Allen Ginsberg/ Uivo – na tradução de Cláudio Willer/ LPM Pocket, 2001

Para começar, eu ainda não tinha lido o poema de Allen Ginsberg, que só caiu nas minhas mãos em 1973, numa viagem a Lisboa, um ano depois da publicação dos meus próprios uivos. Foi o poeta português Alexandre O´Neill quem me presenteou com o livro do Ginsberg que, na edição portuguesa, se não me falha a memória, começava assim: “Eu vi as melhores cabeças da minha geração destruídas pela loucura…”

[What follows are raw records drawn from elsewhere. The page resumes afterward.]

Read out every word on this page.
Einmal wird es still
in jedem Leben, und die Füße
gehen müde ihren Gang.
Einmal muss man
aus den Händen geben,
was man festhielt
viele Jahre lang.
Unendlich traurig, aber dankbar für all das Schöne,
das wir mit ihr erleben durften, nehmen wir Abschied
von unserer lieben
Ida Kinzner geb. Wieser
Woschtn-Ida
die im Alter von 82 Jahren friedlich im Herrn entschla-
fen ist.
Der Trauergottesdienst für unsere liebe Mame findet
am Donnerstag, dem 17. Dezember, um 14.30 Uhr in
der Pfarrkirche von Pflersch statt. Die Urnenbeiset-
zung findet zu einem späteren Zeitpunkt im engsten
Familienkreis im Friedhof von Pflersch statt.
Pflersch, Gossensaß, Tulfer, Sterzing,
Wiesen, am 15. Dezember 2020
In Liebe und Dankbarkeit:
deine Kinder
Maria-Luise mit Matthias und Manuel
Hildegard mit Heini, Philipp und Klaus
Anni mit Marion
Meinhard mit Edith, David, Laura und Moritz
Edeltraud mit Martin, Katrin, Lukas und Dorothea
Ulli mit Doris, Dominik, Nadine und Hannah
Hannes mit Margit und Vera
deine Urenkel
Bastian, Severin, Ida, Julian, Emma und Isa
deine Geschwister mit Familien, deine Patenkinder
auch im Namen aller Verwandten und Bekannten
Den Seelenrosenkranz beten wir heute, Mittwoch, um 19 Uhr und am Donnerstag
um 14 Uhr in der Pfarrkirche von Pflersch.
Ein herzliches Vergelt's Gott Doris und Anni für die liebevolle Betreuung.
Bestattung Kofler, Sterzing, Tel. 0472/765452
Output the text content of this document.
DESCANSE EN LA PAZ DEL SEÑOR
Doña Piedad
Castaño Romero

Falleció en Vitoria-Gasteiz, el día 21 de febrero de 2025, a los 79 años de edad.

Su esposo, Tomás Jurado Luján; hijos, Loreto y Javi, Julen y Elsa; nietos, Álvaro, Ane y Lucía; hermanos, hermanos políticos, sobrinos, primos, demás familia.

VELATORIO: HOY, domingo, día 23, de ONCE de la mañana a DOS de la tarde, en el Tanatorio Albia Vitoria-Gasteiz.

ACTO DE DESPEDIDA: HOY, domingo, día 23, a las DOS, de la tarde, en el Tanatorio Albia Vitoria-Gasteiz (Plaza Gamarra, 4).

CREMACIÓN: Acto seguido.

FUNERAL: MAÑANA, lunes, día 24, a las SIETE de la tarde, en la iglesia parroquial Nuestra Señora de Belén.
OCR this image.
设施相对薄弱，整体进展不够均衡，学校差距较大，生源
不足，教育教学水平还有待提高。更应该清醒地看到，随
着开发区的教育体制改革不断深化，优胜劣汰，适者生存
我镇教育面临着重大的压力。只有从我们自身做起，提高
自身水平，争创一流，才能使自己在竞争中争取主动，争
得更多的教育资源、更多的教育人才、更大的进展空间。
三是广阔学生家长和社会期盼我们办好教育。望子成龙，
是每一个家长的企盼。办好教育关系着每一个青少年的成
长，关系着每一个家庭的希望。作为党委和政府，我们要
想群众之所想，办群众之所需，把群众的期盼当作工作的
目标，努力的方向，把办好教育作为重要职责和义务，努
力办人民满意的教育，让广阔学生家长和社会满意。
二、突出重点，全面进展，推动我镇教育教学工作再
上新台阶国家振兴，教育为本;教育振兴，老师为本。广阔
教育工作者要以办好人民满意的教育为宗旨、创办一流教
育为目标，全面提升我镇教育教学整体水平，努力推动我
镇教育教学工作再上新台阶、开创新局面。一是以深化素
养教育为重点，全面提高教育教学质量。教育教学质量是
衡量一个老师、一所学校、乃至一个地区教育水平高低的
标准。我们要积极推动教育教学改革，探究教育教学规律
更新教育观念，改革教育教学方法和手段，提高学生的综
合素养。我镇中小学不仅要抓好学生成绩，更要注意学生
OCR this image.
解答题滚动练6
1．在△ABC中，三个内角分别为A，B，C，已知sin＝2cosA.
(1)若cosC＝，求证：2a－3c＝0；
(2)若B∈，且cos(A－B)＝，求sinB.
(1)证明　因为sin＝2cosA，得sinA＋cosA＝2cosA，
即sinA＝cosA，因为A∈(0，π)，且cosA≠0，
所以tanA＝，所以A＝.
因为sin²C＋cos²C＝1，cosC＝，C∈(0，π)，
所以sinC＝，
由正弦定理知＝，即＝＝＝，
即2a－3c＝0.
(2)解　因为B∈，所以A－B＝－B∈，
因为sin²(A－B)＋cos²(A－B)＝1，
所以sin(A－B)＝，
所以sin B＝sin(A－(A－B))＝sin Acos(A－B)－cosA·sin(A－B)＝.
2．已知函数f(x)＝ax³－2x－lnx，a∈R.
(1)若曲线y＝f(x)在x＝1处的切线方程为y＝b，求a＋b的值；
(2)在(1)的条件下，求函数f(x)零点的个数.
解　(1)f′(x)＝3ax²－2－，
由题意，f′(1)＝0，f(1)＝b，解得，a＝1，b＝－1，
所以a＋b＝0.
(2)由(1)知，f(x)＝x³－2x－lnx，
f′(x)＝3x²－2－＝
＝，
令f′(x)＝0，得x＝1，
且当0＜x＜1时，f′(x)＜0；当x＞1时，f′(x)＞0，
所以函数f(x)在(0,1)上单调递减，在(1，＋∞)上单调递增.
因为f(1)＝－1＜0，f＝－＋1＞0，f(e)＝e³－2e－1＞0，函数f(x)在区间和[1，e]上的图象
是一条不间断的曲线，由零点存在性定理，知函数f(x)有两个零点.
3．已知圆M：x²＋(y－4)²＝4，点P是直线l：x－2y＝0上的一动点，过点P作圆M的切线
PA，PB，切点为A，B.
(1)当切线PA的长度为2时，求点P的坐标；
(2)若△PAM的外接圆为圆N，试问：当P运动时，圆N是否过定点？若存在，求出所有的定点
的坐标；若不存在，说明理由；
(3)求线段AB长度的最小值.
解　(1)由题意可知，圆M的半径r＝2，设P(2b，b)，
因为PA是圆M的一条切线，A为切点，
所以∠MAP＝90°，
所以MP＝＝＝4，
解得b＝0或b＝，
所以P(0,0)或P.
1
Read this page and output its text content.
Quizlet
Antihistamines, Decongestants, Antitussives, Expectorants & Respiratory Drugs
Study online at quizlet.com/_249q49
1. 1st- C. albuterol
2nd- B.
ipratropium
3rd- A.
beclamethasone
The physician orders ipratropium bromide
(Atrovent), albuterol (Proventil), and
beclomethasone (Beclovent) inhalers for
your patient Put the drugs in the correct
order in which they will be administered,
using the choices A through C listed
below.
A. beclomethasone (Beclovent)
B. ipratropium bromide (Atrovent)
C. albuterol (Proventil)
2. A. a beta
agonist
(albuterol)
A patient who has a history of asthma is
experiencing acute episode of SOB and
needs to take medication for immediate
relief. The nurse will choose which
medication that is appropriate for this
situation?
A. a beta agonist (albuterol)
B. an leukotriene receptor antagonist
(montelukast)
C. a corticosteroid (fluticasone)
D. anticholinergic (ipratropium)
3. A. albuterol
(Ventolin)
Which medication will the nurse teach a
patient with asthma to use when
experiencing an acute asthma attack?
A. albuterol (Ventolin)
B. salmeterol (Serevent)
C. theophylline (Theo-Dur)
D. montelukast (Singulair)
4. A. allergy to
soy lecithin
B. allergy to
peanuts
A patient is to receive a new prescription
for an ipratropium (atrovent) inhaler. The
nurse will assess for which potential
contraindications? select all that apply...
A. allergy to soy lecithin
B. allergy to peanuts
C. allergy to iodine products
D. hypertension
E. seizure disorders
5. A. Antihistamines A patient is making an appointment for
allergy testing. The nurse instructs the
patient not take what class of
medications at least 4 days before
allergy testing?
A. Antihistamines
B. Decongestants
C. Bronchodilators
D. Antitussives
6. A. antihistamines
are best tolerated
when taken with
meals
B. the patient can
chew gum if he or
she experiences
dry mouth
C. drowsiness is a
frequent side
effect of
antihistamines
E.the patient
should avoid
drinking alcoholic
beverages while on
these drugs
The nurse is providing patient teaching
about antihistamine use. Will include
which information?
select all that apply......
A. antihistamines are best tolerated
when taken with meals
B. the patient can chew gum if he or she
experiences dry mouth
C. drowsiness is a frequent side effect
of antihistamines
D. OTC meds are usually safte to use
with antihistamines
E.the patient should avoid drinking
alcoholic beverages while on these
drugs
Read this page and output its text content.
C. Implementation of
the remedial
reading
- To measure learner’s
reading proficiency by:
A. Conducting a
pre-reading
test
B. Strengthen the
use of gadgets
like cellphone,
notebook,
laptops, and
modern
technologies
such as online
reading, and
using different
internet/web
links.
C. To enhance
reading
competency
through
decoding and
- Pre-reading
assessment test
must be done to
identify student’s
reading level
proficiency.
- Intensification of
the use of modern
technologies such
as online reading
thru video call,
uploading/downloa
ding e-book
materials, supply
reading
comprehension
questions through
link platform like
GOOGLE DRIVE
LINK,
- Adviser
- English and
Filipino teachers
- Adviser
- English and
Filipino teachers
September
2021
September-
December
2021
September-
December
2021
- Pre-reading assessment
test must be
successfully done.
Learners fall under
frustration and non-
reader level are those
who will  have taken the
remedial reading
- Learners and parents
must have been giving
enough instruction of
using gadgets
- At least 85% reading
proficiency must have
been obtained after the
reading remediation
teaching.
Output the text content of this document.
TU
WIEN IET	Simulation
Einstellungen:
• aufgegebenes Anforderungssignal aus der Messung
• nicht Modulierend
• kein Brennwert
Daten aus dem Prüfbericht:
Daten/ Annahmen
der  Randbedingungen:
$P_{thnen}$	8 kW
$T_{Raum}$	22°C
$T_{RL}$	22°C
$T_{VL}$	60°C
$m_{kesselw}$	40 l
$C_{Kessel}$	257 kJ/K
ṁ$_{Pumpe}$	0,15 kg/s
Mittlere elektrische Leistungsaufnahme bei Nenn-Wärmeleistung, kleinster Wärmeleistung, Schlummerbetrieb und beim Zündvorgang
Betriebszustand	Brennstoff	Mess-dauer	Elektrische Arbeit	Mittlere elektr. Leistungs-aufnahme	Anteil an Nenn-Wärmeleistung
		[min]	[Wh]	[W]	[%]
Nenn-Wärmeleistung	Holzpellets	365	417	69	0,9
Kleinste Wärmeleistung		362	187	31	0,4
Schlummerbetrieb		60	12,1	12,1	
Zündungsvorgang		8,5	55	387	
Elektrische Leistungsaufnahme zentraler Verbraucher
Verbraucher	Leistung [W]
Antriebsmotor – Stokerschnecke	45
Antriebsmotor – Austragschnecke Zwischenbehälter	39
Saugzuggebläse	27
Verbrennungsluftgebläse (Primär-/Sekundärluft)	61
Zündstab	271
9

Era um libelo da Geração Beat dos anos 50 – que incluía Jack Kerouac, William Bouroughs, Lawrence Ferlinghetti etc -, e da contracultura e rebeliões juvenis dos anos 60 e 70. O impressionante era que neste lado do paraíso, aqui nos subúrbios da América, estivéssemos vivendo a mesma inquietante atmosfera. Mas no tempo em que escrevi este Um Cão Uivando para a Lua – um tempo vivido entre São Paulo e o Rio de Janeiro, depois de andanças por Oropa, França e Bahia -, os meus autores preferidos eram outros, das Américas (a começar pelos brasileiros obrigatórios) e do mundo. E, onde quer que estivesse, sempre tinha à cabeceira um livro de Scott Fitzgerald, o que dizia: “Numa noite escura da alma são sempre três horas da manhã.” O que morreu dizendo: “O progresso é o desencanto contínuo.”

Vivíamos uma era de progresso – a Transamazônica, a ponte Rio-Niterói, Itaipu, o BNH, o boom imobiliário, o DDD e o DDI, PNBs fantásticos, as fachadas da ditadura militar. Em seus porões os descontentes, ou dissidentes, uivavam até a morte, se não fossem resgatados antes no rabo de um foguete para o exílio.

Nas selvas de pedra a classe média achava que finalmente havia chegado ao paraíso, enquanto seus rebentos exilavam-se num quarto, se entupindo de LSD ao som de Jimmy Hendrix e Janis Joplin, até a loucura.

Como todo mundo à minha volta, também ouvia os sons de uns e outros: Chico Buarque, Caetano & Gil, Vincius de Moraes e Tom Jobim, Milton Nascimento, Zé Kéti, Paulinho da Viola, Baden Powell – “todos os violões havidos e a haver,” na definição magistral do já citado poeta português Alexandre O´Neill -, e todo o resto do pessoal, que incluía o teatro do Zé Celso Martinez Correia, e o de Boal, Guarniéri e Oduvaldo Viana Filho, o Vianinha, de Plínio Marcos etc, e o cinema de Nelson Pereira dos Santos, Gláuber Rocha, Joaquim Pedro de Andrade etc, etc, etc, ah, meninos, era uma era de arte, na contra-mão do enquadramento da ordem & progresso: censura, prisões, tortura, desaparecimentos, mortes, nunca é demais lembrar.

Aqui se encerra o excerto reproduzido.